To say it’s just my eyes that aren’t quite right is a great simplification, although healthwise I am nominally fine. I am fine, but the pain in my eye socket keeps trying to tell me maybe it’s a tumor, and maybe something is very wrong again.

Then there is the exhaustion that arises from that fear. The knowledge that I should call the doctor if I’m not well, which resides alongside the knowledge that the following trajectory awaits if I do so: 1. Pay $50 co-pay just to walk in the door. 2. Endure waiting room wait. 3. Endure eye exam where I feel frustrated because I can’t actually see the letters clearly but have undergone the exam so many times that I have memorized the lines. 4. Await the dilating drops, sit in waiting room trying to read as reading slowly slips out of grasp, not to return for many hours. 5. Hear the doctor pronounce everything looks fine, he’s not sure why I have pain, Tylenol will help with that. 6. Weeks later, pay the bill for the portion of the visit insurance won’t cover. 7. Thread of messages with the nurse practitioner who doesn’t want to tell me what to do because she isn’t an eye expert so just watches and waits while I try to get treatment for the condition, either taking meds throughout or pausing them for a couple of weeks. 8. Experience more eye pain, start again at step 1.

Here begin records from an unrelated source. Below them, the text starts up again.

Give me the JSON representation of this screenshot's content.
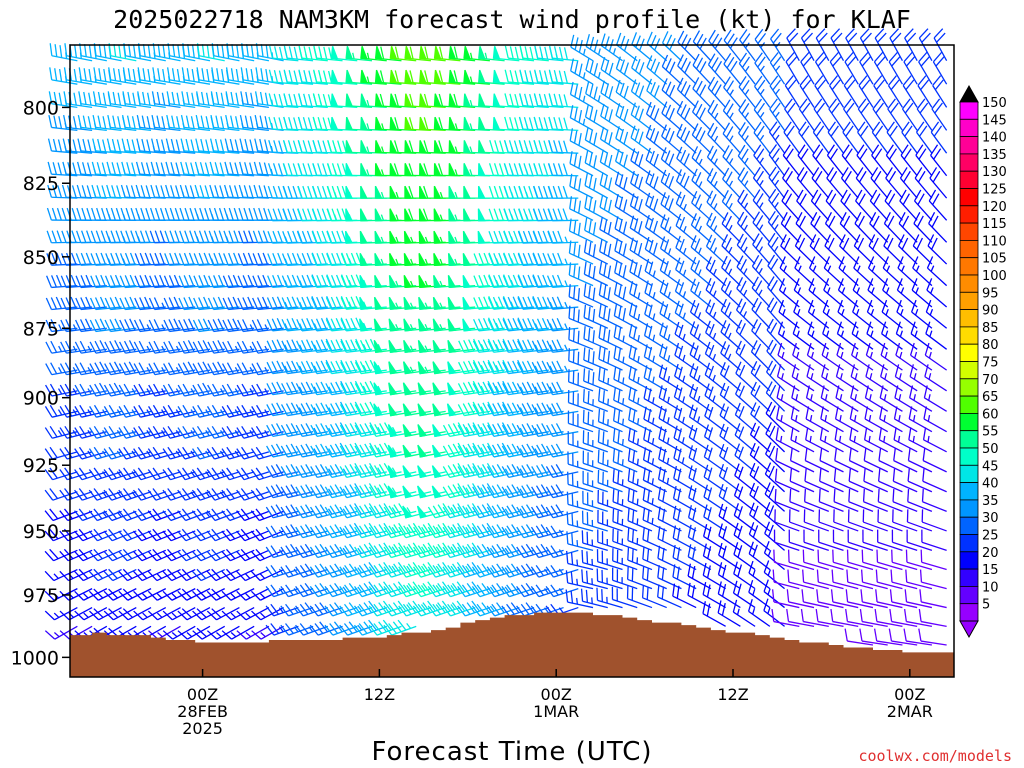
{
  "chart_data": {
    "type": "wind-profile",
    "title": "2025022718 NAM3KM forecast wind profile (kt) for KLAF",
    "xlabel": "Forecast Time (UTC)",
    "ylabel": "",
    "credit": "coolwx.com/models",
    "y_axis": {
      "scale": "pressure",
      "ylim": [
        780,
        1008
      ],
      "ticks": [
        "800",
        "825",
        "850",
        "875",
        "900",
        "925",
        "950",
        "975",
        "1000"
      ]
    },
    "x_axis": {
      "range_hours": [
        -9,
        51
      ],
      "ticks": [
        {
          "hour": 0,
          "line1": "00Z",
          "line2": "28FEB",
          "line3": "2025"
        },
        {
          "hour": 12,
          "line1": "12Z",
          "line2": "",
          "line3": ""
        },
        {
          "hour": 24,
          "line1": "00Z",
          "line2": "1MAR",
          "line3": ""
        },
        {
          "hour": 36,
          "line1": "12Z",
          "line2": "",
          "line3": ""
        },
        {
          "hour": 48,
          "line1": "00Z",
          "line2": "2MAR",
          "line3": ""
        }
      ]
    },
    "colorbar": {
      "labels": [
        "150",
        "145",
        "140",
        "135",
        "130",
        "125",
        "120",
        "115",
        "110",
        "105",
        "100",
        "95",
        "90",
        "85",
        "80",
        "75",
        "70",
        "65",
        "60",
        "55",
        "50",
        "45",
        "40",
        "35",
        "30",
        "25",
        "20",
        "15",
        "10",
        "5"
      ],
      "colors": [
        "#ff00ff",
        "#ff00c8",
        "#ff0096",
        "#ff0064",
        "#ff0032",
        "#ff0000",
        "#ff1e00",
        "#ff4600",
        "#ff6400",
        "#ff7800",
        "#ff8c00",
        "#ffa000",
        "#ffbe00",
        "#ffdc00",
        "#ffff00",
        "#d2ff00",
        "#96ff00",
        "#50ff00",
        "#00ff32",
        "#00ff96",
        "#00ffc8",
        "#00e6e6",
        "#00b4ff",
        "#0096ff",
        "#0064ff",
        "#0032ff",
        "#0000ff",
        "#3200ff",
        "#6400ff",
        "#9600ff"
      ]
    },
    "terrain": {
      "color": "#a0522d",
      "hours": [
        -9,
        -8,
        -7,
        -6,
        -5,
        -4,
        -3,
        -2,
        -1,
        0,
        1,
        2,
        3,
        4,
        5,
        6,
        7,
        8,
        9,
        10,
        11,
        12,
        13,
        14,
        15,
        16,
        17,
        18,
        19,
        20,
        21,
        22,
        23,
        24,
        25,
        26,
        27,
        28,
        29,
        30,
        31,
        32,
        33,
        34,
        35,
        36,
        37,
        38,
        39,
        40,
        41,
        42,
        43,
        44,
        45,
        46,
        47,
        48,
        49,
        50,
        51
      ],
      "surface_pressure_hpa": [
        991,
        991,
        990,
        991,
        991,
        991,
        992,
        993,
        993,
        994,
        994,
        994,
        994,
        994,
        993,
        993,
        993,
        993,
        993,
        992,
        992,
        992,
        991,
        990,
        990,
        989,
        988,
        986,
        985,
        984,
        983,
        983,
        982,
        982,
        982,
        982,
        983,
        983,
        984,
        985,
        986,
        986,
        987,
        988,
        989,
        990,
        990,
        991,
        992,
        993,
        994,
        994,
        995,
        996,
        996,
        997,
        997,
        998,
        998,
        998,
        998
      ]
    }
  }
}
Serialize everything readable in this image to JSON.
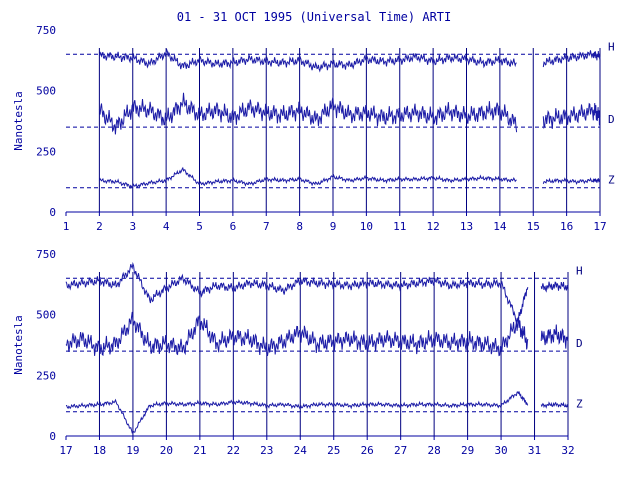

This week the feeling of futility that arises when I go through the above steps has kept me from doing very much, even while there is much to do. Young J’s bar mitzvah is less than two months away. I need to get some business affairs in order. I should be working on my own writing in the absence of translation work (which I should be looking for). My grief over losing my father still crops up in unexpected places — like mid-contortion in my stretching class yesterday, when the awareness that we’ll never be in the same room together again suddenly stabbed my consciousness, then left.

So I got dressed for a walk today, but when I found myself still pinned to my bed an hour later, I asked J to help me. He made me get up and walked with me a short way. The weather was beautiful and it was overcast, which meant not too challenging for my eyes, but all the floaters almost made me turn back.

J left me at the turn and I planned to walk further. I decided to listen not to music, but to an unusual radio piece. It’s one of a trilogy of radio documentaries produced by the unorthodox pianist Glenn Gould for the CBC in the 1970s. I had already listened several times to the first episode, “The Idea of North,” a series of interviews about life in Northern Canada. Today, I listened to “The Quiet in the Land,” about a Mennonite community in Manitoba.

Something about the aural chaos helped soothe the visual chaos I am experiencing. There is the clink of dishes at a café, the ocean, a sermon fading in and out, a choir. You can’t let yourself get too wrapped up in any one thread because it will inevitably get lost in the soundscape.

Gould produced these pieces in a style he called “contrapuntal radio,” layering and overlapping voices and making them fade in and out, much as Bach did in his music. In the wrong frame of mind, you’d think you were going mad listening to these radio pieces.

But I was in just the right frame of mind today. I’ve spent my life feeling like an outlier. Even in my cancer treatment this is turning out to be so. I haven’t suffered the side effects that the majority of patients do, and the one that’s making me suffer the most was only found in 1% of the trial group (which must have meant one person). As a result, eye doctors may or may not have familiarity with how to treat and follow the condition. Oncologists have no idea how long patients need to stay on the medication, because the medication hasn’t been around long enough for this to be established, and if it ain’t broke, why fix it?

When I got back from my walk, the unusual aural surroundings had jarred something else loose in my brain, which was this poem by the late Stanley Kunitz.

I’d always focused on this poem as a lamentation. Today, it feels more like an exhortation. I live each day with the knowledge that many people in my situation haven’t made it this far. I still don’t understand why I have, and maybe there won’t ultimately be a point to my understanding it. I have to live in, and with, the layers.